In what amounts to a “nyuk nyuk nyuk” to two heirs of the Three Stooges, Columbia Pictures has filed a cross-complaint saying it has certain rights to use the personae of the comic trio because it owns the vast collection of Stooge films and shorts.
In a 400-page document, Colpix challenged an effort by Norman Maurer Prods. and Jeffrey Scott Prods. to nullify a contract to produce a feature pic, titled “Three Stooges,” with characters based on Moe, Larry and Curly.
Maurer, a son-in-law of Moe Howard, and Scott, a grandson, filed a complaint last week to end a contractual relationship with the studio, charging that Colpix sandbagged efforts to get the project going.
The studio maintains that it holds the option on the film and has plans to produce it, and that it also owns limited rights to the characters. As owner of several features and more than 190 shorts, Colpix wants to limit borrowed usage of the Stooges.
According to the cross-complaint, Colpix wants to stop an intended Las Vegas live show about the trio.

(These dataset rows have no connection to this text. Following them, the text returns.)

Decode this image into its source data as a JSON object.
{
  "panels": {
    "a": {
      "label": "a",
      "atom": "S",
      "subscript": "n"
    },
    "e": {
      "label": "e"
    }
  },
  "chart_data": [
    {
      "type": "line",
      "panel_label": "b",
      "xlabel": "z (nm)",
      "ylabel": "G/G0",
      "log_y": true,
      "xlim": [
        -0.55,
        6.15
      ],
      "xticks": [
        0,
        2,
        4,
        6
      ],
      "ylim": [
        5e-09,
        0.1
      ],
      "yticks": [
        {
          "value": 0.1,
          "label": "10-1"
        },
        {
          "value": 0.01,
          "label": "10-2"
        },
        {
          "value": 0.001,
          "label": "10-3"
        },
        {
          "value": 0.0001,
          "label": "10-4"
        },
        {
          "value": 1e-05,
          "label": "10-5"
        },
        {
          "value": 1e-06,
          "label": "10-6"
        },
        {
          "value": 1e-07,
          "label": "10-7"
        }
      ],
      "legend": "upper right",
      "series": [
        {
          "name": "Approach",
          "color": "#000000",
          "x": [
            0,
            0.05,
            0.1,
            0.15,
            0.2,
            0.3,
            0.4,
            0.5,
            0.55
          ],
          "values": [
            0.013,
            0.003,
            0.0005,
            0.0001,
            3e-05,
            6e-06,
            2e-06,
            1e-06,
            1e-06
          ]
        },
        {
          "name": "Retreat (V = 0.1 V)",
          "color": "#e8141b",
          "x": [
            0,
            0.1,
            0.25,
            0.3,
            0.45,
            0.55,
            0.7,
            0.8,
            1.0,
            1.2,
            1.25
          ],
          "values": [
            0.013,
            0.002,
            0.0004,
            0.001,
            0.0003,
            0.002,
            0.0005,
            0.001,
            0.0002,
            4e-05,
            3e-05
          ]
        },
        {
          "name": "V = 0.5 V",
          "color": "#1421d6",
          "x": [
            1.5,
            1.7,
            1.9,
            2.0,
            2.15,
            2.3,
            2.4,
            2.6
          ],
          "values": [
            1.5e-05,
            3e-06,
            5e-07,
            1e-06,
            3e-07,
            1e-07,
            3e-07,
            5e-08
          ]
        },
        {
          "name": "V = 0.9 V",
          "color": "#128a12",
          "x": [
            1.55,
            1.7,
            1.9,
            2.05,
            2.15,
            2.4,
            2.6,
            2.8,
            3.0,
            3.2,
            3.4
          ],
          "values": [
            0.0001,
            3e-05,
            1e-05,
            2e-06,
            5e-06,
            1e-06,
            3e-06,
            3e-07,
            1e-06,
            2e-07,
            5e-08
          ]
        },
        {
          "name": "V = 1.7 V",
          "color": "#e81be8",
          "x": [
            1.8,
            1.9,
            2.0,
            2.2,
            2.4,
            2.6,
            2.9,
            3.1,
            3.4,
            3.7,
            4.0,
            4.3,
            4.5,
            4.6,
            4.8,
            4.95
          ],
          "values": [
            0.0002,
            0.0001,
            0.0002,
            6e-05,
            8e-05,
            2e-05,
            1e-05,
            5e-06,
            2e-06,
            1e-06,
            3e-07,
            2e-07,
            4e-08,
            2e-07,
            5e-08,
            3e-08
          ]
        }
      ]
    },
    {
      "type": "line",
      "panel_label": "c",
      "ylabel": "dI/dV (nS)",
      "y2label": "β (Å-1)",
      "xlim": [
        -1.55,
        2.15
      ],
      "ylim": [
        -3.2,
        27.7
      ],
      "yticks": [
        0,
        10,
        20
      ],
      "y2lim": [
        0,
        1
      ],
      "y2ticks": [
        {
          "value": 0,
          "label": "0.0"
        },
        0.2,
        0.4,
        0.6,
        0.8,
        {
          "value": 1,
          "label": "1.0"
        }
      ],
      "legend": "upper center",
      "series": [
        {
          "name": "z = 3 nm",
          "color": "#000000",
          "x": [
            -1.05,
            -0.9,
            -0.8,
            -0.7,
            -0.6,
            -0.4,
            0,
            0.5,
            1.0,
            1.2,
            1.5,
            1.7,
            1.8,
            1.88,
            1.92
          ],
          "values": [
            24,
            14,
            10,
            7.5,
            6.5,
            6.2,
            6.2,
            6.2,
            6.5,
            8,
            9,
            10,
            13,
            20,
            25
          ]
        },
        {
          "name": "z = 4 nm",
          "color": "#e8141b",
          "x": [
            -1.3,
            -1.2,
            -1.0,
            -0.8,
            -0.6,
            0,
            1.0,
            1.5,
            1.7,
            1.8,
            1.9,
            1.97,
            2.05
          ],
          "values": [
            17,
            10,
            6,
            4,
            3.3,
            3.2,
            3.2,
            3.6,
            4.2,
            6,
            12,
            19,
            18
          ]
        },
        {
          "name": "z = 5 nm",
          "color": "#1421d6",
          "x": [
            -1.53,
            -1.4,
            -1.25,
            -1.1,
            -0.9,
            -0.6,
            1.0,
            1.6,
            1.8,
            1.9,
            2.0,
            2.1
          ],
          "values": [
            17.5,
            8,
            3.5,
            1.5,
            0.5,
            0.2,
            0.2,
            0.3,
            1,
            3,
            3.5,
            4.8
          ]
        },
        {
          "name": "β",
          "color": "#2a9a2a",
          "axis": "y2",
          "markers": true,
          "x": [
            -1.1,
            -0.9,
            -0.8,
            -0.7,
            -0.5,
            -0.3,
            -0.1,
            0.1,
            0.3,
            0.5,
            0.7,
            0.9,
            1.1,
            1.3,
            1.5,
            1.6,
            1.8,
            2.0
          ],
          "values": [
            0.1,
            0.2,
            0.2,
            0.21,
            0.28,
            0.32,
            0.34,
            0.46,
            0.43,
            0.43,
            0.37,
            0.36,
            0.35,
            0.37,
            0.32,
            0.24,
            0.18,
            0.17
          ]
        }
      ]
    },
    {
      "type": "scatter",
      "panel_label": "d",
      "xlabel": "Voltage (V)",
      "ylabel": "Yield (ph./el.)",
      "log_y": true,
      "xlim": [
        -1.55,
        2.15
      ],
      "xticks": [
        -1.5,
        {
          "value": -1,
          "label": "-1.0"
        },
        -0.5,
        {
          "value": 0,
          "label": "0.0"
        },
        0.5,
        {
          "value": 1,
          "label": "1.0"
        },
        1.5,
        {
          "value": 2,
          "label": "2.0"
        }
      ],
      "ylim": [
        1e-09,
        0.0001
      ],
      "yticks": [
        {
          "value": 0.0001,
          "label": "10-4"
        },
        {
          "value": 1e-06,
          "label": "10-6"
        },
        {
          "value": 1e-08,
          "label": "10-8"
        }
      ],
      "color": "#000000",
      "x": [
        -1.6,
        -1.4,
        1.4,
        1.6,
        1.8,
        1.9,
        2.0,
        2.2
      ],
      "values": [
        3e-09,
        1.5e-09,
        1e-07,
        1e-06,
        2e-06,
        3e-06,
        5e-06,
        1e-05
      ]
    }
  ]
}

It also targets a planned TV cartoon program called “Wee Stooges.”
Gregg Homer, attorney for Maurer and Scott, called the cross-complaint misleading.
“Columbia’s position is in direct conflict with both the agreement and the facts,” Homer said in a statement. “It’s disappointing that such an historic institution would so blatantly attempt to mislead the public and the court in order to divert attention from the real issues in this case,” Homer said.
Colpix attorney Louis Meisinger had no comment.
This week, Maurer and Scott claimed that Colpix had charged $ 1.5 million in development costs against the Stooges project.
The cross-complaint verified that figure. But additional figures obtained by Daily Variety account for just over $ 1.1 million.
Homer said his office would investigate the potential $ 400,000 cost overrun through the discovery process, but had no comment until that process had been completed.